Uma mulher de 65 anos sem história pessoal de interesse foi admitida com uma febre alta de 1 semana de duração, sem fonte aparente, razão pela qual foi realizado um TAC toracoabdominal, mostrando uma grande massa (9x8x7 cm) no pólo superior direito do rim, em estreito contacto com o fígado. Não referiu outros sintomas excepto dor e impotência funcional no membro inferior esquerdo durante meses de evolução, seguida pelo Departamento de Neurocirurgia e diagnosticada, após tomografia da coluna vertebral e Ressonância Magnética Nuclear (RMN), com patologia degenerativa, estenose do canal L4-L5 e espondiloartrose. Ela não apresentou síndrome constitucional ou dor abdominal.

O exame físico revelou um abdómen mole e depressivo, globular, sem palpação de massas ou megalitismo. Sem dor ao exame. A perfusão renal bilateral foi negativa.
Os testes laboratoriais não mostraram alterações na bioquímica com perfil hepático, proteínas totais e cálcio na gama normal. A contagem de hemoglobina foi de 9,4 g/dL e 22.500 leucócitos (N: 72,9%). Hemóstase sem resultados. Culturas de sangue e urina esterilizadas <10.000UFC/ml.
Foi iniciado um tratamento antibiótico e antipirético de largo espectro, apesar do qual o paciente apresentava diariamente picos febris com repercussões clínicas sob a forma de astenia.
Tendo em conta os resultados da TC, foi realizada uma ressonância magnética, confirmando uma massa sólida no pólo superior direito medindo 14x10x10 cm de diâmetro, com grande heterogeneidade de sinal e necrose no interior. A lesão estende-se para cima em direcção ao fígado com sinais de infiltração hepática. A veia renal direita e a veia cava estão livres. Há adenopatias retrocavais, derrames pleurais e espessamento diafragmático.

Dado o envolvimento do fígado, o caso foi discutido com o Departamento de Cirurgia Geral e Digestiva, que concordou em realizar um TAC multislice para determinar com maior precisão o nível de envolvimento deste órgão e planear a intervenção cirúrgica.

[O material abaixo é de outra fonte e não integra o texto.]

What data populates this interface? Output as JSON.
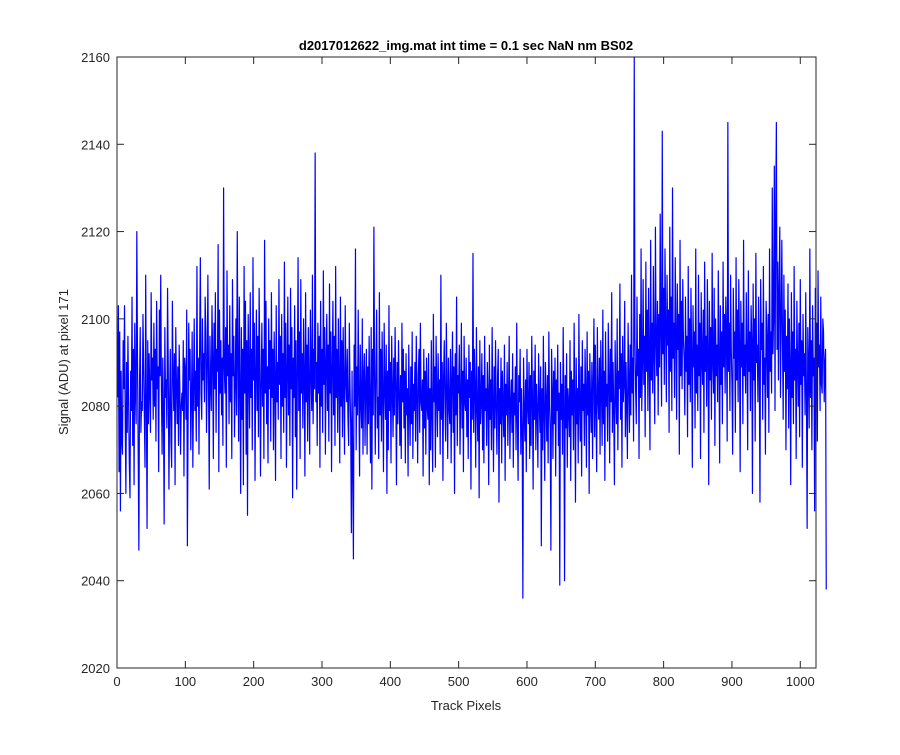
{
  "chart_data": {
    "type": "line",
    "title": "d2017012622_img.mat int time = 0.1 sec  NaN nm BS02",
    "xlabel": "Track Pixels",
    "ylabel": "Signal (ADU) at pixel 171",
    "xlim": [
      0,
      1023
    ],
    "ylim": [
      2020,
      2160
    ],
    "xticks": [
      0,
      100,
      200,
      300,
      400,
      500,
      600,
      700,
      800,
      900,
      1000
    ],
    "yticks": [
      2020,
      2040,
      2060,
      2080,
      2100,
      2120,
      2140,
      2160
    ],
    "grid": false,
    "legend": "none",
    "series": [
      {
        "color": "#0000ff",
        "x_start": 1,
        "x_step": 1,
        "values": [
          2082,
          2103,
          2065,
          2097,
          2056,
          2088,
          2072,
          2069,
          2095,
          2084,
          2103,
          2078,
          2060,
          2090,
          2074,
          2096,
          2081,
          2067,
          2059,
          2088,
          2079,
          2105,
          2071,
          2093,
          2062,
          2099,
          2083,
          2076,
          2120,
          2091,
          2070,
          2047,
          2086,
          2098,
          2074,
          2081,
          2079,
          2101,
          2089,
          2078,
          2066,
          2110,
          2081,
          2052,
          2095,
          2076,
          2092,
          2083,
          2074,
          2106,
          2086,
          2091,
          2077,
          2099,
          2080,
          2093,
          2072,
          2104,
          2084,
          2089,
          2065,
          2102,
          2087,
          2110,
          2084,
          2069,
          2091,
          2079,
          2053,
          2098,
          2082,
          2086,
          2075,
          2107,
          2089,
          2061,
          2080,
          2093,
          2072,
          2066,
          2104,
          2088,
          2079,
          2092,
          2062,
          2098,
          2085,
          2076,
          2089,
          2071,
          2094,
          2084,
          2069,
          2080,
          2083,
          2079,
          2095,
          2064,
          2091,
          2088,
          2077,
          2102,
          2048,
          2075,
          2099,
          2086,
          2093,
          2070,
          2082,
          2097,
          2066,
          2084,
          2100,
          2079,
          2088,
          2072,
          2112,
          2080,
          2091,
          2069,
          2095,
          2114,
          2083,
          2077,
          2100,
          2086,
          2092,
          2081,
          2105,
          2097,
          2074,
          2088,
          2110,
          2084,
          2061,
          2096,
          2086,
          2079,
          2103,
          2091,
          2068,
          2099,
          2084,
          2106,
          2074,
          2093,
          2088,
          2117,
          2065,
          2102,
          2083,
          2095,
          2078,
          2091,
          2071,
          2130,
          2089,
          2083,
          2098,
          2066,
          2111,
          2087,
          2094,
          2076,
          2103,
          2081,
          2092,
          2068,
          2109,
          2087,
          2096,
          2073,
          2085,
          2100,
          2078,
          2120,
          2090,
          2072,
          2105,
          2084,
          2060,
          2098,
          2077,
          2093,
          2062,
          2112,
          2083,
          2104,
          2069,
          2095,
          2055,
          2101,
          2089,
          2075,
          2106,
          2082,
          2093,
          2070,
          2114,
          2086,
          2099,
          2063,
          2088,
          2102,
          2079,
          2096,
          2073,
          2107,
          2091,
          2064,
          2085,
          2099,
          2080,
          2093,
          2068,
          2118,
          2083,
          2104,
          2076,
          2089,
          2067,
          2100,
          2084,
          2095,
          2072,
          2106,
          2082,
          2093,
          2070,
          2097,
          2086,
          2063,
          2103,
          2081,
          2090,
          2077,
          2109,
          2085,
          2096,
          2068,
          2101,
          2080,
          2092,
          2074,
          2113,
          2082,
          2099,
          2066,
          2088,
          2105,
          2078,
          2094,
          2071,
          2107,
          2084,
          2098,
          2059,
          2091,
          2082,
          2103,
          2073,
          2095,
          2061,
          2088,
          2114,
          2079,
          2097,
          2068,
          2109,
          2083,
          2092,
          2075,
          2100,
          2087,
          2064,
          2106,
          2081,
          2094,
          2072,
          2098,
          2085,
          2069,
          2102,
          2088,
          2079,
          2110,
          2076,
          2093,
          2084,
          2138,
          2081,
          2090,
          2071,
          2099,
          2083,
          2096,
          2066,
          2104,
          2080,
          2093,
          2074,
          2111,
          2085,
          2098,
          2069,
          2090,
          2101,
          2079,
          2094,
          2072,
          2108,
          2083,
          2097,
          2065,
          2089,
          2104,
          2078,
          2096,
          2071,
          2112,
          2082,
          2093,
          2074,
          2100,
          2086,
          2067,
          2105,
          2080,
          2095,
          2073,
          2098,
          2084,
          2069,
          2103,
          2086,
          2081,
          2093,
          2077,
          2071,
          2099,
          2084,
          2076,
          2051,
          2088,
          2066,
          2045,
          2094,
          2080,
          2116,
          2070,
          2089,
          2078,
          2102,
          2083,
          2064,
          2094,
          2081,
          2075,
          2100,
          2069,
          2087,
          2092,
          2071,
          2085,
          2093,
          2069,
          2089,
          2076,
          2096,
          2080,
          2067,
          2098,
          2061,
          2093,
          2078,
          2121,
          2086,
          2069,
          2089,
          2102,
          2075,
          2082,
          2068,
          2106,
          2078,
          2093,
          2072,
          2097,
          2082,
          2065,
          2099,
          2084,
          2077,
          2094,
          2060,
          2088,
          2070,
          2103,
          2079,
          2090,
          2067,
          2096,
          2084,
          2073,
          2091,
          2078,
          2098,
          2085,
          2062,
          2090,
          2076,
          2095,
          2083,
          2071,
          2087,
          2068,
          2099,
          2081,
          2093,
          2075,
          2088,
          2067,
          2092,
          2078,
          2084,
          2064,
          2094,
          2080,
          2071,
          2089,
          2076,
          2097,
          2068,
          2085,
          2079,
          2090,
          2072,
          2096,
          2083,
          2067,
          2087,
          2093,
          2074,
          2099,
          2081,
          2079,
          2086,
          2064,
          2093,
          2075,
          2088,
          2069,
          2091,
          2080,
          2077,
          2092,
          2062,
          2084,
          2070,
          2095,
          2078,
          2065,
          2101,
          2081,
          2089,
          2066,
          2096,
          2083,
          2073,
          2092,
          2079,
          2086,
          2069,
          2110,
          2077,
          2090,
          2063,
          2087,
          2095,
          2080,
          2072,
          2099,
          2084,
          2068,
          2091,
          2080,
          2076,
          2093,
          2067,
          2086,
          2097,
          2074,
          2089,
          2060,
          2092,
          2078,
          2105,
          2071,
          2087,
          2083,
          2094,
          2069,
          2082,
          2099,
          2075,
          2088,
          2065,
          2096,
          2081,
          2079,
          2091,
          2073,
          2086,
          2068,
          2094,
          2082,
          2090,
          2061,
          2088,
          2077,
          2115,
          2074,
          2093,
          2084,
          2066,
          2098,
          2080,
          2072,
          2089,
          2059,
          2095,
          2076,
          2081,
          2092,
          2070,
          2087,
          2067,
          2096,
          2079,
          2084,
          2071,
          2090,
          2083,
          2062,
          2094,
          2077,
          2086,
          2070,
          2098,
          2081,
          2065,
          2089,
          2075,
          2095,
          2080,
          2069,
          2087,
          2093,
          2058,
          2084,
          2076,
          2091,
          2067,
          2088,
          2080,
          2073,
          2094,
          2063,
          2085,
          2078,
          2090,
          2071,
          2082,
          2096,
          2068,
          2080,
          2086,
          2074,
          2092,
          2066,
          2083,
          2078,
          2089,
          2070,
          2099,
          2077,
          2063,
          2087,
          2081,
          2093,
          2069,
          2084,
          2075,
          2036,
          2091,
          2079,
          2072,
          2086,
          2065,
          2093,
          2080,
          2076,
          2090,
          2068,
          2087,
          2071,
          2096,
          2082,
          2061,
          2088,
          2077,
          2094,
          2070,
          2085,
          2079,
          2066,
          2092,
          2081,
          2074,
          2089,
          2048,
          2084,
          2070,
          2096,
          2078,
          2063,
          2090,
          2082,
          2072,
          2087,
          2067,
          2097,
          2080,
          2075,
          2047,
          2093,
          2084,
          2068,
          2088,
          2076,
          2091,
          2064,
          2086,
          2079,
          2094,
          2071,
          2083,
          2039,
          2090,
          2077,
          2085,
          2069,
          2098,
          2081,
          2040,
          2087,
          2075,
          2092,
          2066,
          2084,
          2080,
          2073,
          2095,
          2063,
          2088,
          2078,
          2086,
          2070,
          2099,
          2082,
          2058,
          2091,
          2076,
          2084,
          2067,
          2101,
          2080,
          2072,
          2089,
          2064,
          2095,
          2079,
          2085,
          2071,
          2093,
          2083,
          2066,
          2097,
          2078,
          2088,
          2060,
          2092,
          2081,
          2074,
          2090,
          2068,
          2086,
          2100,
          2073,
          2094,
          2079,
          2065,
          2098,
          2082,
          2077,
          2091,
          2069,
          2095,
          2084,
          2071,
          2102,
          2076,
          2088,
          2063,
          2097,
          2080,
          2085,
          2072,
          2099,
          2087,
          2067,
          2093,
          2081,
          2106,
          2074,
          2090,
          2079,
          2062,
          2095,
          2083,
          2076,
          2100,
          2070,
          2088,
          2084,
          2108,
          2077,
          2092,
          2066,
          2096,
          2081,
          2085,
          2104,
          2073,
          2090,
          2080,
          2068,
          2099,
          2086,
          2074,
          2094,
          2078,
          2110,
          2083,
          2091,
          2072,
          2160,
          2095,
          2084,
          2076,
          2105,
          2087,
          2093,
          2068,
          2101,
          2082,
          2116,
          2079,
          2090,
          2109,
          2085,
          2096,
          2073,
          2113,
          2088,
          2102,
          2079,
          2107,
          2091,
          2070,
          2118,
          2086,
          2099,
          2083,
          2112,
          2092,
          2076,
          2121,
          2095,
          2087,
          2104,
          2078,
          2101,
          2089,
          2124,
          2096,
          2080,
          2143,
          2092,
          2107,
          2085,
          2116,
          2098,
          2081,
          2110,
          2094,
          2102,
          2074,
          2121,
          2088,
          2105,
          2079,
          2130,
          2091,
          2099,
          2082,
          2114,
          2096,
          2077,
          2108,
          2093,
          2101,
          2069,
          2118,
          2087,
          2104,
          2084,
          2109,
          2095,
          2091,
          2078,
          2105,
          2088,
          2096,
          2073,
          2112,
          2085,
          2100,
          2081,
          2107,
          2092,
          2066,
          2103,
          2089,
          2097,
          2075,
          2116,
          2083,
          2094,
          2079,
          2110,
          2087,
          2099,
          2068,
          2106,
          2091,
          2085,
          2102,
          2074,
          2113,
          2088,
          2096,
          2080,
          2109,
          2093,
          2062,
          2104,
          2086,
          2098,
          2077,
          2115,
          2090,
          2083,
          2107,
          2071,
          2100,
          2087,
          2094,
          2081,
          2111,
          2092,
          2067,
          2103,
          2085,
          2097,
          2076,
          2113,
          2089,
          2101,
          2083,
          2105,
          2096,
          2072,
          2145,
          2088,
          2099,
          2079,
          2110,
          2093,
          2085,
          2069,
          2107,
          2091,
          2097,
          2074,
          2114,
          2086,
          2102,
          2081,
          2109,
          2095,
          2065,
          2104,
          2089,
          2099,
          2076,
          2118,
          2087,
          2094,
          2083,
          2106,
          2092,
          2070,
          2111,
          2088,
          2097,
          2079,
          2103,
          2095,
          2060,
          2108,
          2086,
          2100,
          2072,
          2115,
          2090,
          2094,
          2081,
          2105,
          2088,
          2058,
          2109,
          2093,
          2099,
          2077,
          2112,
          2085,
          2091,
          2069,
          2104,
          2096,
          2082,
          2101,
          2074,
          2116,
          2088,
          2097,
          2083,
          2130,
          2092,
          2101,
          2135,
          2079,
          2124,
          2145,
          2093,
          2113,
          2086,
          2107,
          2121,
          2082,
          2099,
          2118,
          2094,
          2077,
          2110,
          2088,
          2102,
          2070,
          2096,
          2084,
          2108,
          2075,
          2100,
          2089,
          2062,
          2106,
          2082,
          2097,
          2076,
          2112,
          2086,
          2093,
          2068,
          2104,
          2090,
          2080,
          2099,
          2073,
          2109,
          2085,
          2095,
          2066,
          2101,
          2087,
          2092,
          2078,
          2106,
          2083,
          2052,
          2098,
          2089,
          2075,
          2116,
          2082,
          2095,
          2070,
          2103,
          2087,
          2091,
          2056,
          2107,
          2084,
          2099,
          2072,
          2111,
          2089,
          2094,
          2079,
          2105,
          2085,
          2083,
          2100,
          2097,
          2081,
          2090,
          2093,
          2038
        ]
      }
    ]
  }
}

Foi observada uma massa heterogénea com aspecto necrótico e diâmetro máximo de 11 cm na metade superior do rim direito, sem um plano de separação dos segmentos postero-superiores do lobo hepático direito, com envolvimento contíguo do mesmo.

Após embolização renal, a cirurgia foi realizada por meio de laparotomia mediana supra e infra-umbilical. O exame mostrou tumor renal infiltrado no fígado (segmento VII) e diafragma, com linfadenopatias patológicas no hilo renal e fluido peritoneal livre sem evidência de implantes peritoneais. Foram colhidas amostras de fluido peritoneal para cultura, citologia e resultados grama negativos. Foi realizada uma nefrectomia radical direita, incluindo em bloco o VII segmento hepático, adrenalina direita e porção do diafragma. Cholecistectomia e linfadenectomia.
A análise patológica revelou cancro de células renais de tipo convencional de alto grau citológico (Fuhrman grau 4), com focos de transformação sarcomatóide e extensas áreas de necrose tumoral. Dois nódulos de satélite na superfície peritoneal do diafragma e metástase num gânglio linfático no hilo renal. Nenhum envolvimento do sistema venoso renal ou excretor ou da glândula adrenal. Palco pT4G3N1 de acordo com a UICC.
Após um período pós-operatório satisfatório com uma diminuição progressiva da leucocitose, foi iniciado o tratamento quimioterápico oral com inibidores de angiogénese. O segundo TAC de controlo realizado dois meses após a operação mostrou efusão pleural direita com lesões nodulares basais e pleurais posteriores. A citologia do líquido pleural era compatível com o adenocarcinoma.